Quelques mois plus tard, Buckley, devenu vedette, passait à l’Olympia il avait joué au Bataclan lors de sa visite précédente pour le dernier soir de sa tournée française. Il portait, je crois bien, une veste pailletée. Un public plus jeune et spontané, venu pour aimer, criait d’enthousiasme toutes les trente secondes. Comme une bande de lycéens à la veille des vacances, Buckley et ses musiciens avaient visiblement la tête remplie de ce qu’ils feraient une fois libérés, et jouaient en roue libre, étirant les morceaux sans trop se concentrer. Lui, en tout cas, rayonnait de joie. Il avait chanté, d’après mes souvenirs, quelques mesures d’une chanson de Piaf, puis était revenu saluer avec un bouquet de fleurs. Le même soir, une longue version du The Way young lovers do de Van Morrison, très alléchante en théorie, m’avait même un peu déçu, ornée de vocalises maniérées qui m’avaient paru sans nécessité.

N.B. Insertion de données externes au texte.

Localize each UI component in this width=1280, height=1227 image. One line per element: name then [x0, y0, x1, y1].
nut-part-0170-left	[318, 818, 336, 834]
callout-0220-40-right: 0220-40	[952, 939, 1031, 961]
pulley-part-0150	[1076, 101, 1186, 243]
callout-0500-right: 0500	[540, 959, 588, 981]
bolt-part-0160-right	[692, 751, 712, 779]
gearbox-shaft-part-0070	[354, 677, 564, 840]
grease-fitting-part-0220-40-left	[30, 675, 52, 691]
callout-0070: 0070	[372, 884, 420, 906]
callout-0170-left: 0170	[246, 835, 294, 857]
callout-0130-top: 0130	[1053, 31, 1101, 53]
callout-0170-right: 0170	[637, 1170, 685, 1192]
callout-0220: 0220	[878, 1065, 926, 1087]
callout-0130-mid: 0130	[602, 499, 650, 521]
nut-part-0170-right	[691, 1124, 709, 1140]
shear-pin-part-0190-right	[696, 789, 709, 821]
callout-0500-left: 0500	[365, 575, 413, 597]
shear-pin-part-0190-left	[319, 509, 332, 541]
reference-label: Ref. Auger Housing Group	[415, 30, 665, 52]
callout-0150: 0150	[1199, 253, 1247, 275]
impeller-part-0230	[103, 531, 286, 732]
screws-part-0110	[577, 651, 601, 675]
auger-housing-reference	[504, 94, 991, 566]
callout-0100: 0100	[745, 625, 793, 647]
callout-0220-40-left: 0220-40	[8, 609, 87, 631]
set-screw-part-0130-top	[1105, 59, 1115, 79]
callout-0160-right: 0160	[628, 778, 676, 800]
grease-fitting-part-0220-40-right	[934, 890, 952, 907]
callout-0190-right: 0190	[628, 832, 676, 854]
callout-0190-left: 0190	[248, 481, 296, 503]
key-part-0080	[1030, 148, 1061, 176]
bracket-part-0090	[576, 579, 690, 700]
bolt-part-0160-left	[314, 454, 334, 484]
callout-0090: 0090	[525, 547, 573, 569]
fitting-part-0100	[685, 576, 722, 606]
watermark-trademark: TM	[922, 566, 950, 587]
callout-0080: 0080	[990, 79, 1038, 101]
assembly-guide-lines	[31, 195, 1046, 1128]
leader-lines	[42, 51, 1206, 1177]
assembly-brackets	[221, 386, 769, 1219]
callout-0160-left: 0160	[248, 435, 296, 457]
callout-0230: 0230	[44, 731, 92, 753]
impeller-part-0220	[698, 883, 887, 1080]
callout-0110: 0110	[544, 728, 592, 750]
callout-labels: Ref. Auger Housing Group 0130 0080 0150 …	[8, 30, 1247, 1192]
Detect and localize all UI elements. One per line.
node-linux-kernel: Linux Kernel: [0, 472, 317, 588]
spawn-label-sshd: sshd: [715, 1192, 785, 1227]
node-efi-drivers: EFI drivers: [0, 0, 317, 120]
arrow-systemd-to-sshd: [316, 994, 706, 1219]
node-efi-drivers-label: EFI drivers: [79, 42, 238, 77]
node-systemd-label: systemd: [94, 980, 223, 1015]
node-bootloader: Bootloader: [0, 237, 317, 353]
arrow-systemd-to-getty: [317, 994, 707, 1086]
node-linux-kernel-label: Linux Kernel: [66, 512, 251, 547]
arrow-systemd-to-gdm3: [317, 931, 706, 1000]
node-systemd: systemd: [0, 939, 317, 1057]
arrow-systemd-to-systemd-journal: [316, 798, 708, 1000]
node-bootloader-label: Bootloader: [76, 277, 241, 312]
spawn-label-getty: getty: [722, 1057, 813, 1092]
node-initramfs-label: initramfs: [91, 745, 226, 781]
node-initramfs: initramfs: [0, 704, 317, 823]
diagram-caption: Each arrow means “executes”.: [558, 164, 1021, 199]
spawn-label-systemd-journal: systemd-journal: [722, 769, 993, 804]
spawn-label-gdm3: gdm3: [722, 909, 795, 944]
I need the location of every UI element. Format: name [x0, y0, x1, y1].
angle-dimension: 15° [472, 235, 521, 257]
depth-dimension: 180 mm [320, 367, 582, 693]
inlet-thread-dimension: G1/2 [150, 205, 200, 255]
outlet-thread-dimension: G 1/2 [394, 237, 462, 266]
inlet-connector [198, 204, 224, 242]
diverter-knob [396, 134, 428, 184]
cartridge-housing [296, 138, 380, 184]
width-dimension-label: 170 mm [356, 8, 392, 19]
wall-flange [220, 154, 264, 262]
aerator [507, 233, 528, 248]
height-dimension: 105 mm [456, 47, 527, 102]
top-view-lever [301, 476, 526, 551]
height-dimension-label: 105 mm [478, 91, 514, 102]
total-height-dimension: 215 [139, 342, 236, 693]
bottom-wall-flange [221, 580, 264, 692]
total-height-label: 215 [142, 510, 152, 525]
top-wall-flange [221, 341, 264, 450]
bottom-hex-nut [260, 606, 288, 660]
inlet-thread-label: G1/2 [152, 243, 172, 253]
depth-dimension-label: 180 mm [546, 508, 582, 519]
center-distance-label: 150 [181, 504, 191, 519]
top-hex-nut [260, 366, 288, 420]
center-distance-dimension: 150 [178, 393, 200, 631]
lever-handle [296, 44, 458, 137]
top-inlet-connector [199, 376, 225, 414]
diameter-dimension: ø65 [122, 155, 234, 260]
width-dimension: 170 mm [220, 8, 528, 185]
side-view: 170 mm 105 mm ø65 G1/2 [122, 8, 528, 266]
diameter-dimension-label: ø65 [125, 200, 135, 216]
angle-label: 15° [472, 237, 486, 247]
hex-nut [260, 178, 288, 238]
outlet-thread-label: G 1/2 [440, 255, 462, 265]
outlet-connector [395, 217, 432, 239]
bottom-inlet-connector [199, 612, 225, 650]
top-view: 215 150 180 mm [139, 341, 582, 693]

Je n’ai pas eu l’occasion d’interviewer Buckley ni, par conséquent, d’apprécier l’homme. Comme tout le monde, j’ai été frappé de son refus d’attribuer toute influence artistique à son père, qui, de toute façon ceci explique sans doute cela ne l’avait pas élevé. Je n’ai appris à connaître la musique de Tim Buckley que vers le milieu des années 80. Encore n’ai-je eu la révélation de son génie qu’avec l’extraordinaire double CD Dream letter, enregistrement d’un concert à Londres en 1968. Tim Buckley avait créé une musique où, comme dans une maison ouverte, entrait qui voulait : folk, jazz, classique, puis funk. Ouverte à tous les vents, elle ne ressemblait à aucune autre, et l’on aimait se perdre dans les recoins marécageux du parc. Jeff Buckley, lui, n’avait ni maison ni jardin. Plutôt une roulotte où il avait réuni tout ce qu’il aimait. De Tim, il avait sans doute hérité une approche de la musique ouverte et généreuse, si naturelle à la fin des années 60. Coller ensemble, comme l’avait fait Jeff Buckley dans Grace, les Smiths, Led Zeppelin et Benjamin Britten, beaucoup de musiciens auraient bien aimé le réaliser, mais peu seraient parvenus à l’imposer en 1994. Sans doute les règles du jeu imposent à l’artiste d’avoir un style unique et de s’y coller. Mais ce n’est pas la seule raison. Pour aller à contre-courant, comme Jeff Buckley, il faut être visionnaire. Comme compositeur, il se cherchait encore : les influences de Led Zep, sur Grace, étaient encore mal dégrossies ; comme arrangeur, il n’avait pas encore trouvé sa voie. En revanche, visionnaire, il l’était en s’appropriant les chansons des autres, comme Lilac wine et le Hallelujah de Cohen, qui devenait entre ses lèvres comme une révélation sacrée faite à chacun en particulier. Il voyait clair dans les chansons des autres. Il en tirait des évidences nues qui, comme la lumière du soleil, sont toujours dures à regarder en face.